The Dynamics of Quintessence, The Quintessence of Dynamics

TL;DR

The paper investigates dynamical dark energy through quintessence, framing its evolution in a phase-space (w, w') approach to classify behaviors and connect theory to observables. It surveys canonical scalar-field dynamics, identifies fundamental motion types, and distinguishes thawing from freezing trajectories, while evaluating a range of parametrizations and extensions beyond standard quintessence. It also discusses how dynamical dark energy affects cosmic growth and explores noncanonical models, coupled scenarios, and modified gravity, highlighting the role of upcoming data in breaking degeneracies. The work aims to provide a structured, physics-driven foundation for interpreting future observations that can reveal the true origin of cosmic acceleration.

Abstract

Quintessence theories for cosmic acceleration imbue dark energy with a non-trivial dynamics that offers hope in distinguishing the physical origin of the component. We review quintessence models with an emphasis on this dynamics and discuss classifications of the different physical behaviors. The pros and cons of various parameterizations are examined as well as the extension from scalar fields to other modifications of the Friedmann expansion equation. New results on the ability of cosmological data to distinguish among and between thawing and freezing fields are presented.

Figures (6)

• Figure 1: The dynamical phase space $w$-$w'$ is divided by three curves defined by physical conditions: the phantom line $w=-1$, the null line $w'=-3(1-w^2)$ following from a flat potential, and the coasting line $w'=3(1+w)^2$ following from constant field velocity. These extend across the phase space. In addition, canonical dynamics leads to the distinct regions of the thawing regime bounded by the red dotted lines and the freezing regime bounded between the green dot-dashed curve and the blue dashed curve (the latter given by the constant pressure condition).
• Figure 2: Dynamics involving combination of physics can violate the fundamental phase space regions. To the original thawing scalar field trajectory (solid black), we add a cosmological constant ($+\Lambda$), extraneous matter or quartessence component ($+m$), or freezing scalar field ($+V$). We fix $w_0=-0.8$ for the fields and take the total dimensionless dark energy density to be 0.7. For the second component of $\Lambda$ or $V$ we take $\Omega_2=0.1$ (darker, black) or 0.35 (lighter, red); for included matter $\Omega_{+m}=0.01$. Curve endpoints correspond to $z=0$, with x's at $z=1$.
• Figure 3: Modifications to the Friedmann equation of the form $H^\alpha$ lie in the freezing regime, despite possibly not arising from a simple scalar field.
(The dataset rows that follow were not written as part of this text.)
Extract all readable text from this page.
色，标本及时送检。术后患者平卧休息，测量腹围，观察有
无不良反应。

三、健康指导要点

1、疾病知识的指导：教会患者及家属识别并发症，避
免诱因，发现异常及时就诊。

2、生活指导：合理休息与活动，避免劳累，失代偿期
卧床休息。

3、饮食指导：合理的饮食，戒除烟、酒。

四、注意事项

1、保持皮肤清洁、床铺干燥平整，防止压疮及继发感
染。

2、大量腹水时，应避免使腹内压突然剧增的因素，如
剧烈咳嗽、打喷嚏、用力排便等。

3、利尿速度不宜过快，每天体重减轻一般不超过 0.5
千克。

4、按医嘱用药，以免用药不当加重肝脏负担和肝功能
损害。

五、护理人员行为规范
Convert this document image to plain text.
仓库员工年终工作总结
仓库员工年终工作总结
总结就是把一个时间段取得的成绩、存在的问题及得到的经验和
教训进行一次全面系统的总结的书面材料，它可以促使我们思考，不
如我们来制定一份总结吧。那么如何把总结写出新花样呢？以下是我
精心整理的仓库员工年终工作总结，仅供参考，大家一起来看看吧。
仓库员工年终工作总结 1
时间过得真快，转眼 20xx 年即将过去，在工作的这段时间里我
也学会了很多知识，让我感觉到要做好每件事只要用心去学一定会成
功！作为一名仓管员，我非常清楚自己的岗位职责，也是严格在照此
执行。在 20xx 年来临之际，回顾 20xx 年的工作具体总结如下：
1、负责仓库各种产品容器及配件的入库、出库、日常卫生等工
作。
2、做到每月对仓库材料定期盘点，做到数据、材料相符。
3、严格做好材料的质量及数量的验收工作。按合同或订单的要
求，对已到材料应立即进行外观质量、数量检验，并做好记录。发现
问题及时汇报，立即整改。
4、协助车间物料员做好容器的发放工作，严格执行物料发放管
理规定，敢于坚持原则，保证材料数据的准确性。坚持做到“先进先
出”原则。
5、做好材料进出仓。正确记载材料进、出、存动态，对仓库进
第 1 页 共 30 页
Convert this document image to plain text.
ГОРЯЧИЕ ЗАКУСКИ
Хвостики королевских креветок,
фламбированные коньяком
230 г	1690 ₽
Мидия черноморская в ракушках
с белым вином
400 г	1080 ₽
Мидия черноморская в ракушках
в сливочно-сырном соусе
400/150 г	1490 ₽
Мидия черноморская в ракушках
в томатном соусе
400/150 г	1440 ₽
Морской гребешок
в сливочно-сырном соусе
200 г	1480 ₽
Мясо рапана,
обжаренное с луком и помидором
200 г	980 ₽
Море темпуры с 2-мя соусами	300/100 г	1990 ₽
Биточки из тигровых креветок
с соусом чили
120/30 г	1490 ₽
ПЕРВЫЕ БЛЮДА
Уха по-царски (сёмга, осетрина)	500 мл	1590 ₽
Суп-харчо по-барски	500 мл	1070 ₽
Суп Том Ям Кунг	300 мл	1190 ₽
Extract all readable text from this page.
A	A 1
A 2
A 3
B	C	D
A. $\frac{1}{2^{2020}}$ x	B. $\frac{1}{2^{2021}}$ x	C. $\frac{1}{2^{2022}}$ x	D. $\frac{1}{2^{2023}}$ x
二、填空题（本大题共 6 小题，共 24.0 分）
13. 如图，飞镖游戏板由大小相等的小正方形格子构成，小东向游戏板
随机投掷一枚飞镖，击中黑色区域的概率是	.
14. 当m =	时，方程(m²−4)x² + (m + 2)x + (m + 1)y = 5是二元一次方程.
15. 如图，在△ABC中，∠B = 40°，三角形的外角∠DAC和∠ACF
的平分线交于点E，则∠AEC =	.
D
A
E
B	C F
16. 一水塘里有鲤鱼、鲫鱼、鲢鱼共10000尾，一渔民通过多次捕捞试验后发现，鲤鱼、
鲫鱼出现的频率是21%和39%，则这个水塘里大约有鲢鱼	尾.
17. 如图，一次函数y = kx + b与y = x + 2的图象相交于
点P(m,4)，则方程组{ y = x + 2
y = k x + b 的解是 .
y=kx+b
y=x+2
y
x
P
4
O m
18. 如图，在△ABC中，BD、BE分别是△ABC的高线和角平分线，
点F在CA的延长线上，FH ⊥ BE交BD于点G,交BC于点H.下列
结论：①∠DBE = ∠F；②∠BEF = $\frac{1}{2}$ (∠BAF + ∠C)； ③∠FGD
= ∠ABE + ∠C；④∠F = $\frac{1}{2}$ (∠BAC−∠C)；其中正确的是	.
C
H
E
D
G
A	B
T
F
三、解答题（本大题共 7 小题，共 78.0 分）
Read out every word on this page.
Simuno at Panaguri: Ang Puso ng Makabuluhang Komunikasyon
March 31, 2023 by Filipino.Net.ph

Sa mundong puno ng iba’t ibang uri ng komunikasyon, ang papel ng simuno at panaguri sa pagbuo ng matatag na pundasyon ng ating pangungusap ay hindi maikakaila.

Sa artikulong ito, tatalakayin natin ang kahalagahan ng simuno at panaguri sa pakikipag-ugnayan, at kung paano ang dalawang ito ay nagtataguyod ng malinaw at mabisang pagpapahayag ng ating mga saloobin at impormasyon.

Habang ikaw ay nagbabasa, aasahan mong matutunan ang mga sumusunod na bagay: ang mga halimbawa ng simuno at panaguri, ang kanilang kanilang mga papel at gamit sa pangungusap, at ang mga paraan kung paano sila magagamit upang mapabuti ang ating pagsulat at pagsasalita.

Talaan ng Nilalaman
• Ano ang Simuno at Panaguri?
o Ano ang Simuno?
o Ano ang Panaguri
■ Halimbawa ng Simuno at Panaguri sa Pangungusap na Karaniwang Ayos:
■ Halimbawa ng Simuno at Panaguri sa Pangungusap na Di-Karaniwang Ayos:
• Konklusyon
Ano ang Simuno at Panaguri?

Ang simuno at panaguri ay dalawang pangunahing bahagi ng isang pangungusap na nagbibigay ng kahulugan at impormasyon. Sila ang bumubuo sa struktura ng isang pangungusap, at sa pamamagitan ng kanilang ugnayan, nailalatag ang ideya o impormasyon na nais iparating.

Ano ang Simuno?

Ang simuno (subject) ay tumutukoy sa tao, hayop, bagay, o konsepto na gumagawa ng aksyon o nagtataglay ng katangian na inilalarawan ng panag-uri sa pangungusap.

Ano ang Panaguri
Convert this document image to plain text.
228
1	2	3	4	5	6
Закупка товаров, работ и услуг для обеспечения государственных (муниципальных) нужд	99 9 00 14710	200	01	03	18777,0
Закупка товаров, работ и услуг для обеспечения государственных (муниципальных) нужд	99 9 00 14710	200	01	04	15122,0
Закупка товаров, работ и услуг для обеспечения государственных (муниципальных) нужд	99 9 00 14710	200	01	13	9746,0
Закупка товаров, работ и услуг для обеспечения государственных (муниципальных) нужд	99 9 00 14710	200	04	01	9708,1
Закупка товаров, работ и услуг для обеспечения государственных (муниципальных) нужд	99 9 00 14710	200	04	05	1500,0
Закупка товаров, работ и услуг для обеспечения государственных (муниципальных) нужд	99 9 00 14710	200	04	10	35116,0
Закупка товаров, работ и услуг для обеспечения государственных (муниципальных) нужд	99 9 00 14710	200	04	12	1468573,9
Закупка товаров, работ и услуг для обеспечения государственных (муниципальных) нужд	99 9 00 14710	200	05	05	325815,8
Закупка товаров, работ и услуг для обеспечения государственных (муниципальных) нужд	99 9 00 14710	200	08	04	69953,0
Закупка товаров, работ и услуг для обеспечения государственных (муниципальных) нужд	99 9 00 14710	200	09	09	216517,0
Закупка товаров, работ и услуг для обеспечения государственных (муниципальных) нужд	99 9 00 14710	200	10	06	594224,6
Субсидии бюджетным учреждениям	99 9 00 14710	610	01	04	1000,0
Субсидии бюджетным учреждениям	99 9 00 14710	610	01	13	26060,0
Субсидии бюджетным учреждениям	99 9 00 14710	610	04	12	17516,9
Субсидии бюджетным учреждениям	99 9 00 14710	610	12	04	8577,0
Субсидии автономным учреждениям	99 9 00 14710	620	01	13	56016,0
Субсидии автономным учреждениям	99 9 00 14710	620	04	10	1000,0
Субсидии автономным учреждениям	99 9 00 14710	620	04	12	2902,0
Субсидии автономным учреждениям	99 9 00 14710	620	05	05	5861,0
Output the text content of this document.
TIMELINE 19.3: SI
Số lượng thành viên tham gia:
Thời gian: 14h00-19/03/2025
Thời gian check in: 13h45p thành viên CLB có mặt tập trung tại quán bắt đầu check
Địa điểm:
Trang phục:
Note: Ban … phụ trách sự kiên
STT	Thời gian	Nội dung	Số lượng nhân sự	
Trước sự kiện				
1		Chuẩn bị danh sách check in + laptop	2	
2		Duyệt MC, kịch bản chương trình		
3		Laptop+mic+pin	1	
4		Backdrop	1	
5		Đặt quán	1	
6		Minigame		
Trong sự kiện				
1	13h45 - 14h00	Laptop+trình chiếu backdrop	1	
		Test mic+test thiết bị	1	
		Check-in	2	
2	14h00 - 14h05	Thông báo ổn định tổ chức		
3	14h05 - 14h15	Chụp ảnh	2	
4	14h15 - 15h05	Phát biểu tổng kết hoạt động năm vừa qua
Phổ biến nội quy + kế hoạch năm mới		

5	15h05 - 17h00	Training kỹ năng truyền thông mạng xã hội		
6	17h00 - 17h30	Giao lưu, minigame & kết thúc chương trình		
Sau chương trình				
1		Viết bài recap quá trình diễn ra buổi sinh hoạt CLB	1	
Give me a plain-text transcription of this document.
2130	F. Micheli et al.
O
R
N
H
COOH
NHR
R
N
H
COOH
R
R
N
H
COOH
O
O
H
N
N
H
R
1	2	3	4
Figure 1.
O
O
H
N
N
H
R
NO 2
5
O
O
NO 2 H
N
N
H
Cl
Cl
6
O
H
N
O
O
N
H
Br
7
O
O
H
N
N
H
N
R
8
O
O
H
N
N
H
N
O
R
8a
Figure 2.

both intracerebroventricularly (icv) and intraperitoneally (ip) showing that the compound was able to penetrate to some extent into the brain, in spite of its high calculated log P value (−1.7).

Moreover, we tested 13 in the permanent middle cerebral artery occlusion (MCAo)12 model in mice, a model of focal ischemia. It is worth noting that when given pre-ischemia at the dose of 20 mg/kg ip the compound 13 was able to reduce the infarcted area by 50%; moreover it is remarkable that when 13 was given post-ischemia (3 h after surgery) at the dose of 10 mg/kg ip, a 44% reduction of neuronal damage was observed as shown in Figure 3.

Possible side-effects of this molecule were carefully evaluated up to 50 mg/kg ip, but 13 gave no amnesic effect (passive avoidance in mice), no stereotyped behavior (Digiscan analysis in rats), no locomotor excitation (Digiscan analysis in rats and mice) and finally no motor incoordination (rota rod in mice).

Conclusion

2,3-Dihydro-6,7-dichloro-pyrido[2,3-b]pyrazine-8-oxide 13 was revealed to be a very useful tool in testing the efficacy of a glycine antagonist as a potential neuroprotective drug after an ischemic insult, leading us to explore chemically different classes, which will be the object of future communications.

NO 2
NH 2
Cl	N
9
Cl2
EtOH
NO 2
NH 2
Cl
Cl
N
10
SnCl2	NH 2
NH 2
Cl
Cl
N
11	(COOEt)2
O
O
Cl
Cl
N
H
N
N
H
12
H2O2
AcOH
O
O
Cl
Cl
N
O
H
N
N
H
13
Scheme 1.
Moreover, they asymptotically approach $\Lambda$ along the lower boundary line $w'=3w(1+w)$. The braneworld curve is shown solid to $z=0$, with x's indicating $z=1,2,3$.
• Figure 4: Together with Figs. \ref{['fig:pngbwwpell']}, \ref{['fig:thawwwpell']}, this figure for the $w_a$ thawing model illustrates constraints on the dynamical behavior of three thawing models at four redshift snapshots. While the $z=0$ behavior is poorly limited by future data, taking into account the dynamical history still allows distinction of the fiducial $w_0=-0.9$, $w'_0=0.15$ model from a cosmological constant and from the freezing class of physics.
• Figure 5: As Fig. \ref{['fig:thawwawwpell']}, for the PNGB thawing model.